The porter at the hotel was distinctly annoyed. He had been in a sound sleep, and to have this quiet-looking little man, all dishevelled and disturbed, burst in upon him at something after midnight was scarcely the pleasantest of experiences.
"Jim," Peter Cradd exclaimed, "you know me. I was up at the bar twice to-day."
The man rubbed his eyes.
"Why, it's Mr. Cradd! What's wrong, sir?"
"I want a room for the night, but a drink first—a drink for you and for me, eh?"
Jim roused himself.
"What do you want a room for?" he demanded sleepily. "You've got a house of your own here."
"I know," Peter Cradd explained, "but I've had a visitor unexpectedly, and I've only got one bed.

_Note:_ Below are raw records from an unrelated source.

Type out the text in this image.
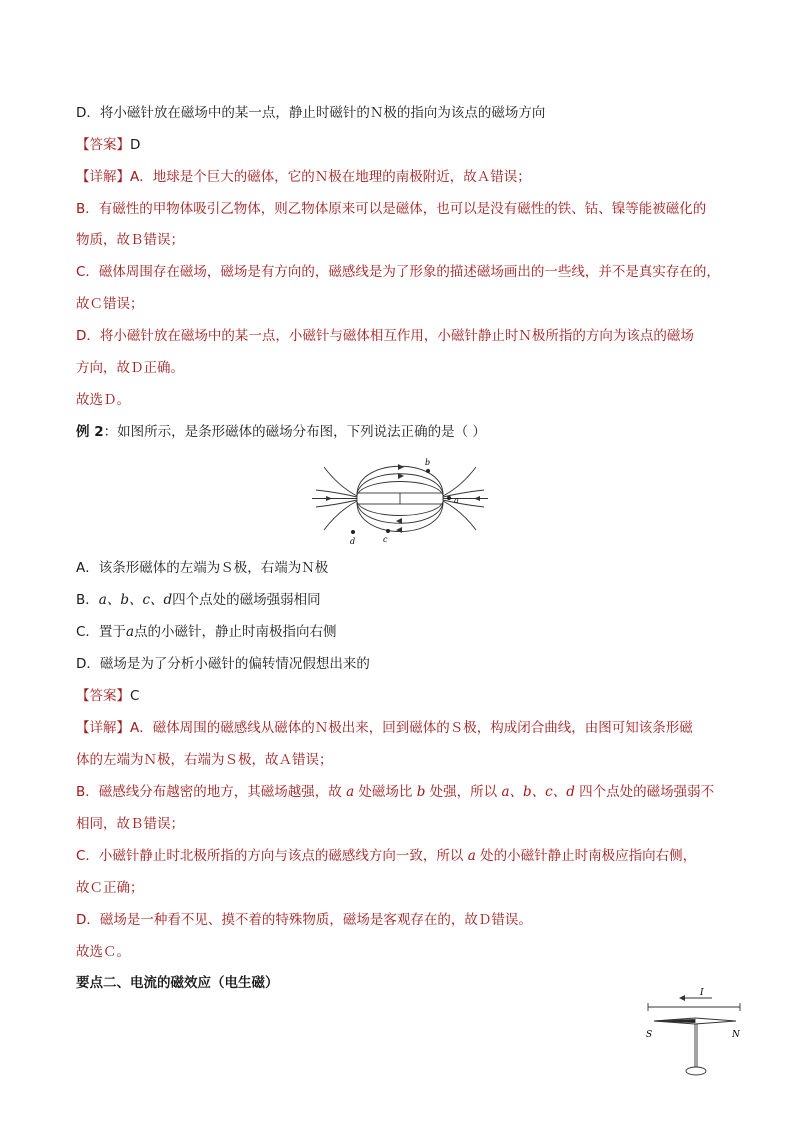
D．将小磁针放在磁场中的某一点，静止时磁针的Ｎ极的指向为该点的磁场方向
【答案】D
【详解】A．地球是个巨大的磁体，它的Ｎ极在地理的南极附近，故Ａ错误；
B．有磁性的甲物体吸引乙物体，则乙物体原来可以是磁体，也可以是没有磁性的铁、钴、镍等能被磁化的
物质，故Ｂ错误；
C．磁体周围存在磁场，磁场是有方向的，磁感线是为了形象的描述磁场画出的一些线，并不是真实存在的，
故Ｃ错误；
D．将小磁针放在磁场中的某一点，小磁针与磁体相互作用，小磁针静止时Ｎ极所指的方向为该点的磁场
方向，故Ｄ正确。
故选Ｄ。
例 2：如图所示，是条形磁体的磁场分布图，下列说法正确的是（ ）
b
a
c
d
A．该条形磁体的左端为Ｓ极，右端为Ｎ极
B．a、b、c、d四个点处的磁场强弱相同
C．置于a点的小磁针，静止时南极指向右侧
D．磁场是为了分析小磁针的偏转情况假想出来的
【答案】C
【详解】A．磁体周围的磁感线从磁体的Ｎ极出来，回到磁体的Ｓ极，构成闭合曲线，由图可知该条形磁
体的左端为Ｎ极，右端为Ｓ极，故Ａ错误；
B．磁感线分布越密的地方，其磁场越强，故 a 处磁场比 b 处强，所以 a、b、c、d 四个点处的磁场强弱不
相同，故Ｂ错误；
C．小磁针静止时北极所指的方向与该点的磁感线方向一致，所以 a 处的小磁针静止时南极应指向右侧，
故Ｃ正确；
D．磁场是一种看不见、摸不着的特殊物质，磁场是客观存在的，故Ｄ错误。
故选Ｃ。
要点二、电流的磁效应（电生磁）
I
S	N
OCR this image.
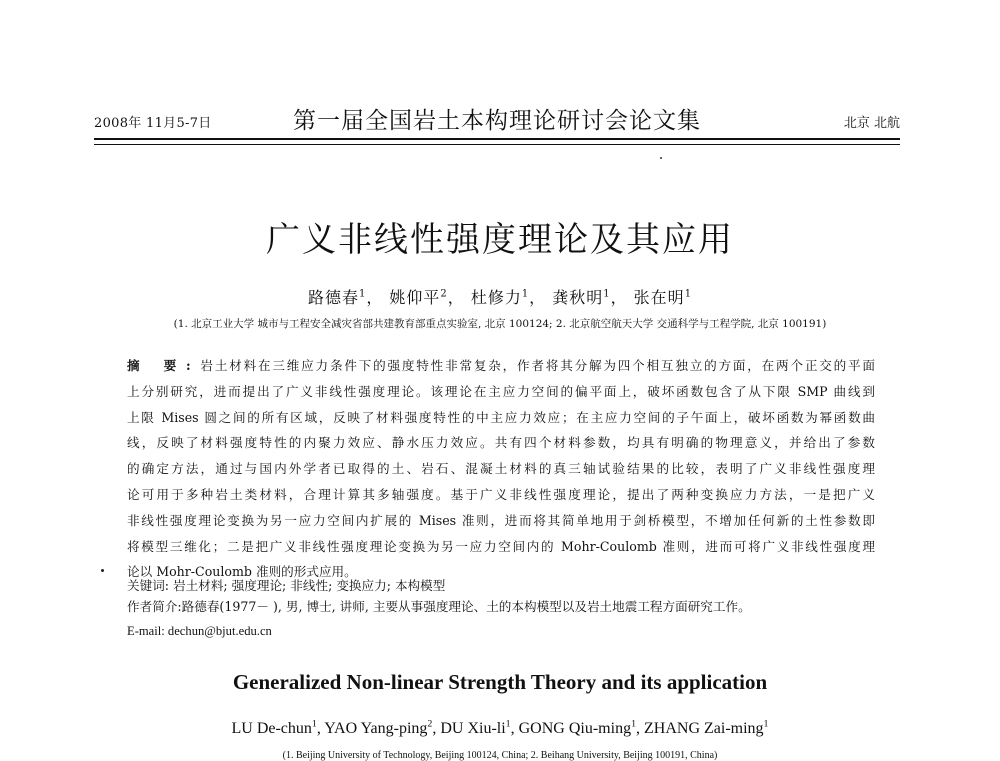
2008年 11月5-7日	第一届全国岩土本构理论研讨会论文集	北京 北航
广义非线性强度理论及其应用
路德春$^1$， 姚仰平$^2$， 杜修力$^1$， 龚秋明$^1$， 张在明$^1$
(1. 北京工业大学 城市与工程安全减灾省部共建教育部重点实验室, 北京 100124; 2. 北京航空航天大学 交通科学与工程学院, 北京 100191)
摘 要:岩土材料在三维应力条件下的强度特性非常复杂，作者将其分解为四个相互独立的方面，在两个正交的平面
上分别研究，进而提出了广义非线性强度理论。该理论在主应力空间的偏平面上，破坏函数包含了从下限 SMP 曲线到
上限 Mises 圆之间的所有区域，反映了材料强度特性的中主应力效应；在主应力空间的子午面上，破坏函数为幂函数曲
线，反映了材料强度特性的内聚力效应、静水压力效应。共有四个材料参数，均具有明确的物理意义，并给出了参数
的确定方法，通过与国内外学者已取得的土、岩石、混凝土材料的真三轴试验结果的比较，表明了广义非线性强度理
论可用于多种岩土类材料，合理计算其多轴强度。基于广义非线性强度理论，提出了两种变换应力方法，一是把广义
非线性强度理论变换为另一应力空间内扩展的 Mises 准则，进而将其简单地用于剑桥模型，不增加任何新的土性参数即
将模型三维化；二是把广义非线性强度理论变换为另一应力空间内的 Mohr-Coulomb 准则，进而可将广义非线性强度理
论以 Mohr-Coulomb 准则的形式应用。
关键词: 岩土材料; 强度理论; 非线性; 变换应力; 本构模型
作者简介:路德春(1977－ ), 男, 博士, 讲师, 主要从事强度理论、土的本构模型以及岩土地震工程方面研究工作。
E-mail: dechun@bjut.edu.cn
Generalized Non-linear Strength Theory and its application
LU De-chun$^1$, YAO Yang-ping$^2$, DU Xiu-$li^1$, GONG Qiu-ming$^1$, ZHANG Zai-ming$^1$
(1. Beijing University of Technology, Beijing 100124, China; 2. Beihang University, Beijing 100191, China)
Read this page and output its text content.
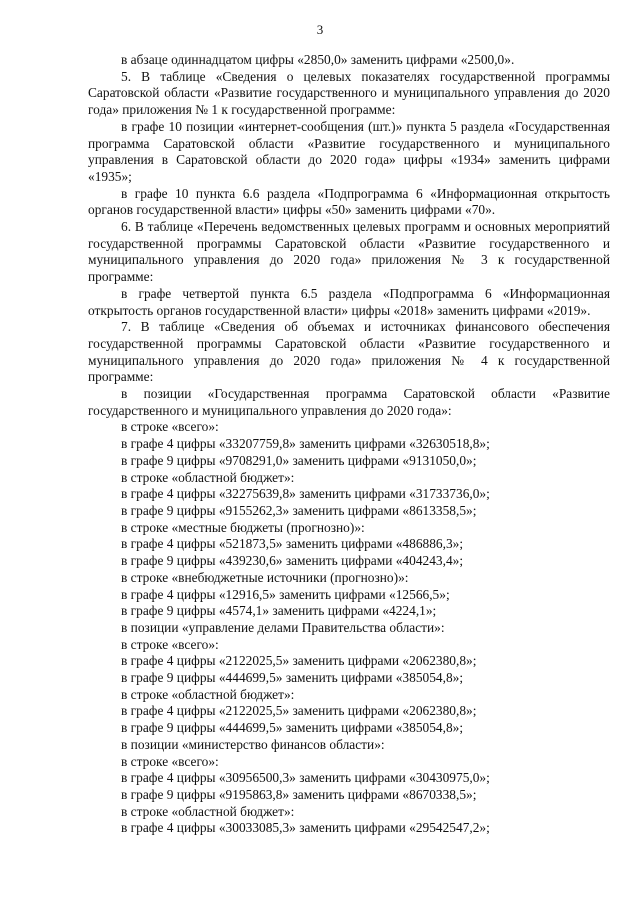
3
в абзаце одиннадцатом цифры «2850,0» заменить цифрами «2500,0».
5. В таблице «Сведения о целевых показателях государственной программы Саратовской области «Развитие государственного и муниципального управления до 2020 года» приложения № 1 к государственной программе:
в графе 10 позиции «интернет-сообщения (шт.)» пункта 5 раздела «Государственная программа Саратовской области «Развитие государственного и муниципального управления в Саратовской области до 2020 года» цифры «1934» заменить цифрами «1935»;
в графе 10 пункта 6.6 раздела «Подпрограмма 6 «Информационная открытость органов государственной власти» цифры «50» заменить цифрами «70».
6. В таблице «Перечень ведомственных целевых программ и основных мероприятий государственной программы Саратовской области «Развитие государственного и муниципального управления до 2020 года» приложения № 3 к государственной программе:
в графе четвертой пункта 6.5 раздела «Подпрограмма 6 «Информационная открытость органов государственной власти» цифры «2018» заменить цифрами «2019».
7. В таблице «Сведения об объемах и источниках финансового обеспечения государственной программы Саратовской области «Развитие государственного и муниципального управления до 2020 года» приложения № 4 к государственной программе:
в позиции «Государственная программа Саратовской области «Развитие государственного и муниципального управления до 2020 года»:
в строке «всего»:
в графе 4 цифры «33207759,8» заменить цифрами «32630518,8»;
в графе 9 цифры «9708291,0» заменить цифрами «9131050,0»;
в строке «областной бюджет»:
в графе 4 цифры «32275639,8» заменить цифрами «31733736,0»;
в графе 9 цифры «9155262,3» заменить цифрами «8613358,5»;
в строке «местные бюджеты (прогнозно)»:
в графе 4 цифры «521873,5» заменить цифрами «486886,3»;
в графе 9 цифры «439230,6» заменить цифрами «404243,4»;
в строке «внебюджетные источники (прогнозно)»:
в графе 4 цифры «12916,5» заменить цифрами «12566,5»;
в графе 9 цифры «4574,1» заменить цифрами «4224,1»;
в позиции «управление делами Правительства области»:
в строке «всего»:
в графе 4 цифры «2122025,5» заменить цифрами «2062380,8»;
в графе 9 цифры «444699,5» заменить цифрами «385054,8»;
в строке «областной бюджет»:
в графе 4 цифры «2122025,5» заменить цифрами «2062380,8»;
в графе 9 цифры «444699,5» заменить цифрами «385054,8»;
в позиции «министерство финансов области»:
в строке «всего»:
в графе 4 цифры «30956500,3» заменить цифрами «30430975,0»;
в графе 9 цифры «9195863,8» заменить цифрами «8670338,5»;
в строке «областной бюджет»:
в графе 4 цифры «30033085,3» заменить цифрами «29542547,2»;
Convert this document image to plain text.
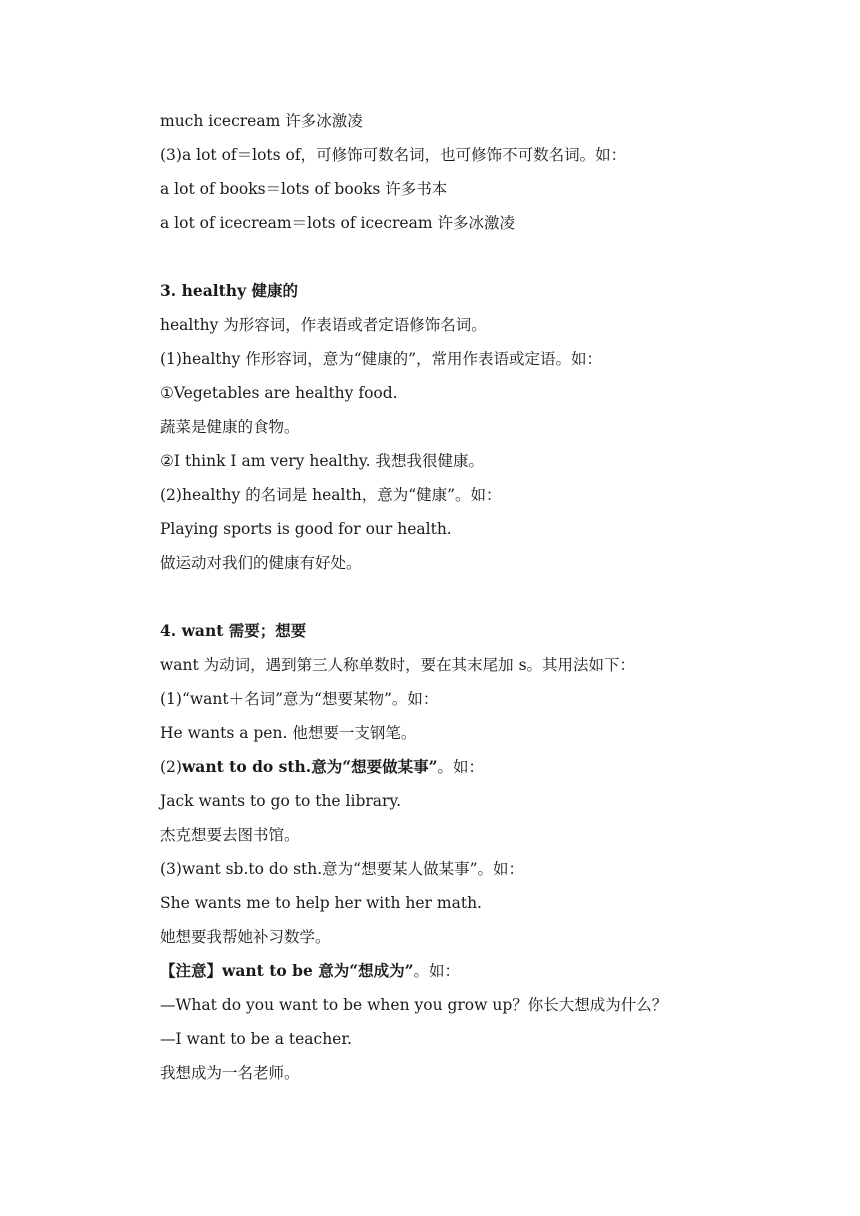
much icecream 许多冰激凌
(3)a lot of＝lots of，可修饰可数名词，也可修饰不可数名词。如：
a lot of books＝lots of books 许多书本
a lot of icecream＝lots of icecream 许多冰激凌
3. healthy 健康的
healthy 为形容词，作表语或者定语修饰名词。
(1)healthy 作形容词，意为“健康的”，常用作表语或定语。如：
①Vegetables are healthy food.
蔬菜是健康的食物。
②I think I am very healthy. 我想我很健康。
(2)healthy 的名词是 health，意为“健康”。如：
Playing sports is good for our health.
做运动对我们的健康有好处。
4. want 需要；想要
want 为动词，遇到第三人称单数时，要在其末尾加 s。其用法如下：
(1)“want＋名词”意为“想要某物”。如：
He wants a pen. 他想要一支钢笔。
(2)want to do sth.意为“想要做某事”。如：
Jack wants to go to the library.
杰克想要去图书馆。
(3)want sb.to do sth.意为“想要某人做某事”。如：
She wants me to help her with her math.
她想要我帮她补习数学。
【注意】want to be 意为“想成为”。如：
—What do you want to be when you grow up？你长大想成为什么？
—I want to be a teacher.
我想成为一名老师。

Let's have a drink together, Jim, and you must find me a room. You see, I've had to turn out."
Jim, mindful of previous generosity on the part of his unexpected visitor, bestirred himself willingly enough.
"Step on tiptoe," he enjoined. "Missus ain't keen on me going to the bar, though I've got the right to serve a late arrival who's going to take a room. Sit down here, Mr. -Cradd," he invited, as they passed the sacred portals of the bar. "Now just you wait a moment whilst I go and get the keys and open up your room."
Peter Cradd sat down, but very soon rose to his feet. Action of some sort, continual action, seemed a furious necessity of the moment. He tiptoed around the room, listened out of the door, looked into the shadows of the empty dining room and lounge. Presently Jim returned.
"I've opened up a room on the first floor," he announced, handing the late arrival a key. "Number Seventeen. What will it be, sir?"
"Whiskey for me, I think. What for you, Jim?"
"The same, thanking 'e kindly, sir."
Peter Cradd began to drink from his tumbler before the soda water arrived. His companion stopped him in surprise.
"Steady, Guv'nor," he admonished. "You ain't going to drink that neat."
"Sorry," Peter Cradd apologised. "I forgot. Not too much soda water, Jim. I want a real drink."
He drained his tumbler and held it out. The barman refilled it, refilling his own at the same time.
"You're a bit of a sport, you are, Guv'nor," he observed, with a chuckle. "When you came in this afternoon, and wanted to know all about them cocktails, and bought the bottles of champagne, I didn't know you were much at the liquor."
"Very good thing, drink," Peter Cradd mumbled. The aching was less now, the torment of his blood was less, the fever was cooling. His brain was a little confused. The memory of that still, lavender-scented bed, the sheets turned down, the moonlight across the room, and that treacherous, insidious perfume of fresh flowers floating about like some heavenly narcotic, had passed. She would be asleep by now, the moon lying at her feet, her head upon his pillow. She would have given up listening for the footsteps that were never to come—or should he rush hack? What a fool he had been. The front door was unlocked. He had only to steal up those stairs. . . .
"Some more whiskey, quick, Jim," Peter Cradd demanded. Peter Cradd had it, and presently Jim carried him upstairs.